Bu adamı gerçekten çok seviyordum. Her anımda, her şeyimde yanımdaydı. Öncesinde beni delirtmiş, kırmış, üzmüş olsa da, hepsini telafi etmeyi başarmıştı. Bütün gün sarılarak, toplaşarak, öpüşerek… birbirimize doyarak geçmişti. Akşam yemeğini dışarıda yedik. Hafif rüzgâra aldırmadan sahil boyunca yürüdük, gezdik, eğlendik.

 

Eve geldiğimizde hem üşümüş hem de yorulmuştum. Ilık bir duş alıp kendimi yatağın altına attım. Murat çoktan yanımdaydı. Onun sıcaklığına sarılıp gözlerimi uykuya kapattım.

 

Bir haftadır o gün kapımıza gelen kadından hiçbir haber yoktu. Garip olan, Murat gerçekten araştırmış, kadına dair her şeyi sorgulamıştı. Fakat kadının şu anki eşiyle evliliğinden önceki hayatı… sanki hiç yaşanmamış gibi kara bir delikti. Evlilikten önceki zamanına dair hiçbir bilgi yoktu.

 

O evlilikten iki çocuğu olmuştu: bir kızı ve bir oğlu. Kızı tahminen benden altı yaş kadar küçüktü; sarı saçlı, renkli gözlü ve biraz havalı bir tipti. Oğlu ise sakin, kumral, siyah saçlı, kahverengi gözlü, kendi haline takılan klasik bir ergendi.

Bir çok şeyi araştırmış olsak da, kadının gerçekten annem olup olmadığı hâlâ belirsizdi. Önceki hayatına dair hiçbir kayıt yoktu; bu yüzden emin olamıyorduk. Hiç istemesem de Aytaç’ın ısrarıyla, mecburen halalarıma danışmak zorunda kaldım.

 

Selime halam ve Feride halamla bu konuyu konuştuğumda, ikisi de huzursuz bir şekilde kıpırdadı. Kadının ismini andığım anda yüzlerinde öfke belirdi. Tahminim doğruydu: O adamdan önceki hayatını silmişti. Çünkü o adamdan önceki hayatında ben ve babam vardık. Sosyete’de tanınan bir isimdi; geçmişiyle anılmak onun için hiç hoş olmayacaktı.

 

Feride halam öfkeyle yerinden fırladı:

“Bu kadınla bir daha asla görüşme!” dedi.
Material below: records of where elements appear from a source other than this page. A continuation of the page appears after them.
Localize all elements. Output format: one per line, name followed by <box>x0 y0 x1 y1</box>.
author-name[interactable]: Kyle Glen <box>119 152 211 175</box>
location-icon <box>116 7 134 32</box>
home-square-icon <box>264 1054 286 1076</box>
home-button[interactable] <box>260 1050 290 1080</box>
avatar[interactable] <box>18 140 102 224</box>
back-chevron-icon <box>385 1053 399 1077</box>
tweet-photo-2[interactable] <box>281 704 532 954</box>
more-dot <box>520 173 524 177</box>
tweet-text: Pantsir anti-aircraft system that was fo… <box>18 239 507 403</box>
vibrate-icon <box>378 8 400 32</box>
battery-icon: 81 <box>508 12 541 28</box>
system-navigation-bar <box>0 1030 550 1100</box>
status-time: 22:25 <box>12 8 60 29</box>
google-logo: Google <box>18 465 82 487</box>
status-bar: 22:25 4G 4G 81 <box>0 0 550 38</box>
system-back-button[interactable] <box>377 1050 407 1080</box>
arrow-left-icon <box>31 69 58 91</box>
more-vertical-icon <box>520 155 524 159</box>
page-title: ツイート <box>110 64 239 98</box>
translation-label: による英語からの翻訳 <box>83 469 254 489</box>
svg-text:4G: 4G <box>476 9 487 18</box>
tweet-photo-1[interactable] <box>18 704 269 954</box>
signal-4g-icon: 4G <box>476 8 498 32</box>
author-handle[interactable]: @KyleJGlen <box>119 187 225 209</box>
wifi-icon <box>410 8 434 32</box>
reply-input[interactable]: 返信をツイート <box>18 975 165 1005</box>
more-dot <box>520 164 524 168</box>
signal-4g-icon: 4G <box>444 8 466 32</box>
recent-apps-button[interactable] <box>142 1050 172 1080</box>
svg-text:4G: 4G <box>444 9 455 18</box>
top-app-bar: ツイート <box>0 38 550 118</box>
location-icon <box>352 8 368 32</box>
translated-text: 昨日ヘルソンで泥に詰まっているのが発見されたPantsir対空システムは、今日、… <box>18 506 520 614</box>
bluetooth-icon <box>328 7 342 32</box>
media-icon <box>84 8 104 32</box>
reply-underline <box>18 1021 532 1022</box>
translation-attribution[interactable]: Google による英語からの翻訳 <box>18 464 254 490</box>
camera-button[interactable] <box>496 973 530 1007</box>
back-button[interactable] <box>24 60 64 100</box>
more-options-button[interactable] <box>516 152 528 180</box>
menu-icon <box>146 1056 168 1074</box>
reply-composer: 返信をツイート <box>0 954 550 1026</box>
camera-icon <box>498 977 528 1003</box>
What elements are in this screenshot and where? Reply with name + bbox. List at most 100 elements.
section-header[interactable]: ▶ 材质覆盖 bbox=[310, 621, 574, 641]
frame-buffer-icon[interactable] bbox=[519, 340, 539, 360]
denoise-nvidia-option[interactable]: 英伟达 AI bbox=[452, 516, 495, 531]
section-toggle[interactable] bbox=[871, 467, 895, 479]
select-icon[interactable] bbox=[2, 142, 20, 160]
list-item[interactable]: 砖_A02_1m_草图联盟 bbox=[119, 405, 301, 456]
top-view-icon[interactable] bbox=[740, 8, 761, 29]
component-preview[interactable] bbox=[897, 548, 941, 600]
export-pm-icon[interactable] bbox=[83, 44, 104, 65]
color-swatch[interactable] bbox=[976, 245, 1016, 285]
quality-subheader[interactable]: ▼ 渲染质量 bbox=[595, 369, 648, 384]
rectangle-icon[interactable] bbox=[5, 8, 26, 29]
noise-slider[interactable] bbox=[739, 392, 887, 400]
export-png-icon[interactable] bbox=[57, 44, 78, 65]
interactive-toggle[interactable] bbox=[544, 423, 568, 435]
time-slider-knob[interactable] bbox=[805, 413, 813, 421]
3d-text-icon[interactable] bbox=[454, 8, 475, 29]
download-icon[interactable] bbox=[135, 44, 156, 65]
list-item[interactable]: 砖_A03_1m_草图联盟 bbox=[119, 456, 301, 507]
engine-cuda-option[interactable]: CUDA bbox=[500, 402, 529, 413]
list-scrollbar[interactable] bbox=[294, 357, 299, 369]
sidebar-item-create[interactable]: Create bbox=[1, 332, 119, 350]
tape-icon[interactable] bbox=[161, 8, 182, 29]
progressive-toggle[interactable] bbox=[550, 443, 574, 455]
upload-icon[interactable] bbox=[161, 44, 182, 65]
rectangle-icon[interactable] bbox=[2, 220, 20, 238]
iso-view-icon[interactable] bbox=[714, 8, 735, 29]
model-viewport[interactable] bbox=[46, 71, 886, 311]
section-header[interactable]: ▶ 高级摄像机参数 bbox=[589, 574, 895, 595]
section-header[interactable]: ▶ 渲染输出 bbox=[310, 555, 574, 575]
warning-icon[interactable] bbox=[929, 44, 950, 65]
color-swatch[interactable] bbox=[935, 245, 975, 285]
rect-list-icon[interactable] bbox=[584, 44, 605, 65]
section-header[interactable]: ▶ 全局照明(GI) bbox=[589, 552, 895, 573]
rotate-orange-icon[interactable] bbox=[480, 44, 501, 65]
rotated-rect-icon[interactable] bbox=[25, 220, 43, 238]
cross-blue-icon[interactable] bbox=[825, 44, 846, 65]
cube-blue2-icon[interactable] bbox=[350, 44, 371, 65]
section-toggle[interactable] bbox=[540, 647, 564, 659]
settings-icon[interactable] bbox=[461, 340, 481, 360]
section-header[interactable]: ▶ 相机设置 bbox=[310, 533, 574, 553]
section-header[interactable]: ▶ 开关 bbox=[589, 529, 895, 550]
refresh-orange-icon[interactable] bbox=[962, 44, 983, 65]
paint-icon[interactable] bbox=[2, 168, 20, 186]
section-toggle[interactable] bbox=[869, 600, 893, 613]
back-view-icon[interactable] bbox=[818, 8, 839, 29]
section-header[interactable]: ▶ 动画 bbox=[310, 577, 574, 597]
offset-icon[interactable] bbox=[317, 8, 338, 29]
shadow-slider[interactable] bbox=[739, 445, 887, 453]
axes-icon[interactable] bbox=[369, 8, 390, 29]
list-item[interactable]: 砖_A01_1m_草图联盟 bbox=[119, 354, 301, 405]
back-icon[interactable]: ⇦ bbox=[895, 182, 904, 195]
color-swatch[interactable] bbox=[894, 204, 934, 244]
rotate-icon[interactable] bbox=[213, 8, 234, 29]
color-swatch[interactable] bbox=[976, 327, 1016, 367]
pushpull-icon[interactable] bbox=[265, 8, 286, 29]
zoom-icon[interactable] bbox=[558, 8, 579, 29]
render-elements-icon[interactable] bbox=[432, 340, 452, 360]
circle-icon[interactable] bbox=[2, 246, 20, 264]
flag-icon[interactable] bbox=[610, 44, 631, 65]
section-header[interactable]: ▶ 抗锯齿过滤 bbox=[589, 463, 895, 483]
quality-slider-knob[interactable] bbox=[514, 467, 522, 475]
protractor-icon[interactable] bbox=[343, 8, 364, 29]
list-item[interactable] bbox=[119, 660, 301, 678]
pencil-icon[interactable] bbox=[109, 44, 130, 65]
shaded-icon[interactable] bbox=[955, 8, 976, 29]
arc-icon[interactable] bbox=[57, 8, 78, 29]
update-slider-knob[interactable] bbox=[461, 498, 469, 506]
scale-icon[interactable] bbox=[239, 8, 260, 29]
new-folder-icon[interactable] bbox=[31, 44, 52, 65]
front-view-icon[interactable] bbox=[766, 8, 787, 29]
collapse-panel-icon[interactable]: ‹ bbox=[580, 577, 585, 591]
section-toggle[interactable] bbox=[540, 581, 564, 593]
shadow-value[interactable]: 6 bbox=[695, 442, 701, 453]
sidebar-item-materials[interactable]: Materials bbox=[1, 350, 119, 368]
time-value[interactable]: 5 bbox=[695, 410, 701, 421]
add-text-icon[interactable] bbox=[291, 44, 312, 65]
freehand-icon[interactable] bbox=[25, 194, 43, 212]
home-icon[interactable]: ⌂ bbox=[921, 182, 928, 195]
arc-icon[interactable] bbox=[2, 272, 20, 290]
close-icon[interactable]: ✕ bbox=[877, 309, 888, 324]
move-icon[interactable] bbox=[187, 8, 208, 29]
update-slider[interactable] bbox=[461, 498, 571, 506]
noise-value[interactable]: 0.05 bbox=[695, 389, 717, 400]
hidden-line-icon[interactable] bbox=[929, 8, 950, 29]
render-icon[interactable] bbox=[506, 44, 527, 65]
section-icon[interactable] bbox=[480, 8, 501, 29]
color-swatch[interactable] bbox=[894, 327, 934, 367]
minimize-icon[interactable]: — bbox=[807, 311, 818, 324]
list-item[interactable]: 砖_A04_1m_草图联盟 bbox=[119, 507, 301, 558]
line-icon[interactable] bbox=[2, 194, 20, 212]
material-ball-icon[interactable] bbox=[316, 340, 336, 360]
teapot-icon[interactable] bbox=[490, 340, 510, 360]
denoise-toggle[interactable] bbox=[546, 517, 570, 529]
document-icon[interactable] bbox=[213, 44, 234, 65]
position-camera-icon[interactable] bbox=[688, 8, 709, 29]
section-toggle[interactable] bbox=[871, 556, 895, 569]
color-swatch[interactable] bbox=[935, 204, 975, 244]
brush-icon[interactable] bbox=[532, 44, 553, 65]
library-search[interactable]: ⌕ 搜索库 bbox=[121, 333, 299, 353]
“Her şeyini değiştirmiş, silmiş olabilir, ama o kadını tek bakışta tanırım. Adını duymam bile içimdeki öfkeyi harekete geçiriyor!”

 

Doğruydu… ama peki neden kapıma gelmişti bunca yıl sonra? Amacı neydi? Aradan kaç sene geçmişti ve bu saatten sonra benim yanımda olmasının ne önemi vardı?

 

Sorular zihnimde dönüp duruyor, cevaplar ise gecenin sessizliğine karışıyordu. İçimde bir öfke, bir korku ve anlaşılmaz bir merak… Hepsi aynı anda varlığını hissettiriyordu.

O kadının, sanki bir kabusun içinden çıkmış gibi kapımda belirmesinin üzerinden bir hafta geçmişti. O günkü görüntüsü hâlâ gözlerimin önünden gitmiyordu; ne söylediğini tam hatırlamıyordum belki ama yüzündeki o tuhaf, kararsız ifade... sanki hem bir şey itiraf etmek istiyor, hem de bir şeyden kaçıyordu. O günden sonra bir daha ne aradı, ne de kapıma geldi. Sessizlik, en ağır cevaptı bazen. Sanırım istemediğimi anlamıştı.

 

Bir haftadır ne ruhumun ne bedenimin dengesi yerindeydi. Uykularım bölünmüş, içim daralmış, kafamda aynı soru dönüp durmaya başlamıştı: Neden şimdi?

Yıllar sonra karşıma çıkmasının bir anlamı olmalıydı. Ama ben anlamak istemiyordum.

Sanki ruhumun yorgunluğu bedenime geçmişti. Her sabah uyandığımda mideme oturan o ağırlık, o açıklanamayan halsizlik, beni her geçen gün biraz daha tüketiyordu. İlk başta yorgunluğa verdim, sonra strese… ama artık ne bahanem kaldı, ne de kaçacak yerim.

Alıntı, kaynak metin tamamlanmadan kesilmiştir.